Modalités et limites de la surveillance

Les modalités de la surveillance et les actions possibles sont conditionnées en grande partie par les caractéristiques du milieu et des animaux.

Un milieu ouvert

Le milieu marin est un milieu ouvert où la circulation des nutriments, contaminants et organismes est plus rapide et plus aisée qu’en milieu aérien. Les animaux qui vivent dans ce milieu sont donc plus facilement en contact avec des éléments pathogènes, que ce soit de manière directe si l’agent pathogène est directement véhiculé par l’eau ou de manière indirecte par le biais de vecteurs (animaux ou nourriture contaminés).

Des animaux sentinelles

Les mollusques marins sont des invertébrés avec un corps mou, protégé ou non par une coquille calcaire. Parmi ces mollusques, les bivalves filtreurs, comme les moules ou les huîtres, sont des animaux particulièrement intéressants comme sentinelles de l'environnement: ils filtrent une grande quantité d'eau pour se nourrir et vivent dans des environnements très changeants (zone de balancement des marées). Ils sont ainsi en contact avec et accumulent de nombreux microbes et molécules (pour en savoir plus: ici et ).

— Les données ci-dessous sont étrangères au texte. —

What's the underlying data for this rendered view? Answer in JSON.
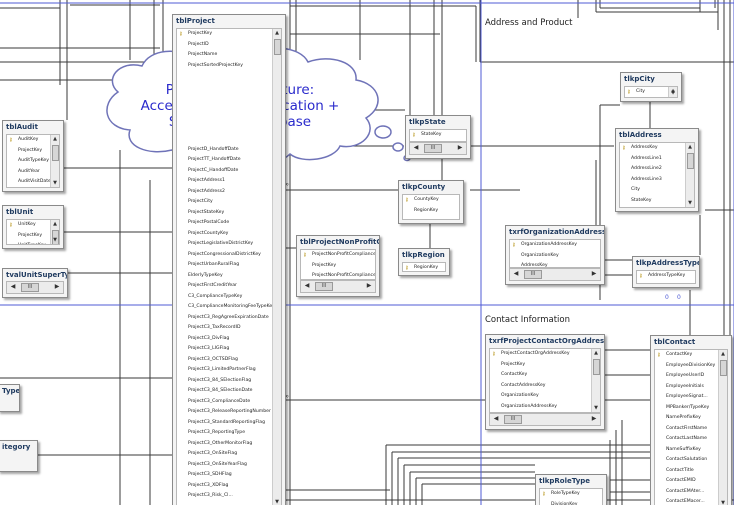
{
  "callout": {
    "line1": "Powerful architecture:",
    "line2": "Access desktop application +",
    "line3": "SQL Server database"
  },
  "labels": {
    "address_product": "Address and Product",
    "contact_info": "Contact Information"
  },
  "tables": {
    "tblProject": {
      "title": "tblProject",
      "fields": [
        "ProjectKey",
        "ProjectID",
        "ProjectName",
        "ProjectSortedProjectKey",
        "",
        "",
        "",
        "",
        "",
        "",
        "",
        "ProjectD_HandoffDate",
        "ProjectTT_HandoffDate",
        "ProjectC_HandoffDate",
        "ProjectAddress1",
        "ProjectAddress2",
        "ProjectCity",
        "ProjectStateKey",
        "ProjectPostalCode",
        "ProjectCountyKey",
        "ProjectLegislativeDistrictKey",
        "ProjectCongressionalDistrictKey",
        "ProjectUrbanRuralFlag",
        "ElderlyTypeKey",
        "ProjectFirstCreditYear",
        "C3_ComplianceTypeKey",
        "C3_ComplianceMonitoringFeeTypeKey",
        "ProjectC3_RegAgreeExpirationDate",
        "ProjectC3_TaxRecordID",
        "ProjectC3_DivFlag",
        "ProjectC3_LIGFlag",
        "ProjectC3_OCTSDFlag",
        "ProjectC3_LimitedPartnerFlag",
        "ProjectC3_84_SElectionFlag",
        "ProjectC3_84_SElectionDate",
        "ProjectC3_ComplianceDate",
        "ProjectC3_ReleaseReportingNumber",
        "ProjectC3_StandardReportingFlag",
        "ProjectC3_ReportingType",
        "ProjectC3_OtherMonitorFlag",
        "ProjectC3_OnSiteFlag",
        "ProjectC3_OnSiteYearFlag",
        "ProjectC3_SDHFlag",
        "ProjectC3_XDFlag",
        "ProjectC3_Risk_Cl..."
      ]
    },
    "tblAudit": {
      "title": "tblAudit",
      "fields": [
        "AuditKey",
        "ProjectKey",
        "AuditTypeKey",
        "AuditYear",
        "AuditVisitDate"
      ]
    },
    "tblUnit": {
      "title": "tblUnit",
      "fields": [
        "UnitKey",
        "ProjectKey",
        "UnitTypeKey"
      ]
    },
    "tvalUnitSuperType": {
      "title": "tvalUnitSuperTypel",
      "fields": []
    },
    "tType": {
      "title": "Type",
      "fields": []
    },
    "tCategory": {
      "title": "itegory",
      "fields": []
    },
    "tlkpState": {
      "title": "tlkpState",
      "fields": [
        "StateKey",
        "StateName"
      ]
    },
    "tlkpCounty": {
      "title": "tlkpCounty",
      "fields": [
        "CountyKey",
        "RegionKey"
      ]
    },
    "tlkpRegion": {
      "title": "tlkpRegion",
      "fields": [
        "RegionKey"
      ]
    },
    "tblProjectNonProfit": {
      "title": "tblProjectNonProfitCompli",
      "fields": [
        "ProjectNonProfitComplianceKey",
        "ProjectKey",
        "ProjectNonProfitComplianceSel"
      ]
    },
    "tlkpCity": {
      "title": "tlkpCity",
      "fields": [
        "City",
        "CityKey"
      ]
    },
    "tblAddress": {
      "title": "tblAddress",
      "fields": [
        "AddressKey",
        "AddressLine1",
        "AddressLine2",
        "AddressLine3",
        "City",
        "StateKey",
        "AddressPostalCode"
      ]
    },
    "txrfOrganizationAddress": {
      "title": "txrfOrganizationAddress",
      "fields": [
        "OrganizationAddressKey",
        "OrganizationKey",
        "AddressKey"
      ]
    },
    "tlkpAddressType": {
      "title": "tlkpAddressType",
      "fields": [
        "AddressTypeKey"
      ]
    },
    "txrfProjectContactOrgAddress": {
      "title": "txrfProjectContactOrgAddress",
      "fields": [
        "ProjectContactOrgAddressKey",
        "ProjectKey",
        "ContactKey",
        "ContactAddressKey",
        "OrganizationKey",
        "OrganizationAddressKey",
        "SelectedAddressFlag_OAC"
      ]
    },
    "tlkpRoleType": {
      "title": "tlkpRoleType",
      "fields": [
        "RoleTypeKey",
        "DivisionKey"
      ]
    },
    "tblContact": {
      "title": "tblContact",
      "fields": [
        "ContactKey",
        "EmployeeDivisionKey",
        "EmployeeUserID",
        "EmployeeInitials",
        "EmployeeSignat...",
        "MPBanker/TypeKey",
        "NamePrefixKey",
        "ContactFirstName",
        "ContactLastName",
        "NameSuffixKey",
        "ContactSalutation",
        "ContactTitle",
        "ContactEMID",
        "ContactEMAter...",
        "ContactEMacer..."
      ]
    }
  }
}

D'autre part, les bivalves ont un système immunitaire particulier au regard de ce que l'on retrouve chez les Vertébrés. Ils ne produisent pas d’anticorps: ils utilisent seulement des mécanismes de phagocytose et de production d’enzymes de dégradation et de réactifs oxygénés, générés par les hémocytes, cellules que l’on retrouve dans leur hémolymphe et divers tissus.

Il résulte de ces particularités que les bivalves sont particulièrement résistants mais qu’il n’est, a priori, pas possible de les vacciner pour les protéger contre un agent pathogène puisqu’ils ne développent pas de « mémoire » d’un antigène rencontré.

Une surveillance multiple

La surveillance, même si elle s’intéresse à tous les mollusques marins, se concentre essentiellement sur les animaux élevés ou ramassés par des pêcheurs professionnels dans des gisements naturels, les autres animaux étant moins souvent observés de manière suivie. Le réseau REPAMO regarde les agents infectieux mais il existe de nombreux autres agents pouvant se révéler pathogènes (contaminants chimiques, facteurs environnementaux, déterminismes génétiques...). L'apparition d'une maladie dans une population tient souvent la réunion de plusieurs de ces agents. D'autres réseaux de l'Ifremer s'intéressent à ces autres aspects (REPHY, ROCCH, REMI, ECOSCOPA, MYTILOBS...).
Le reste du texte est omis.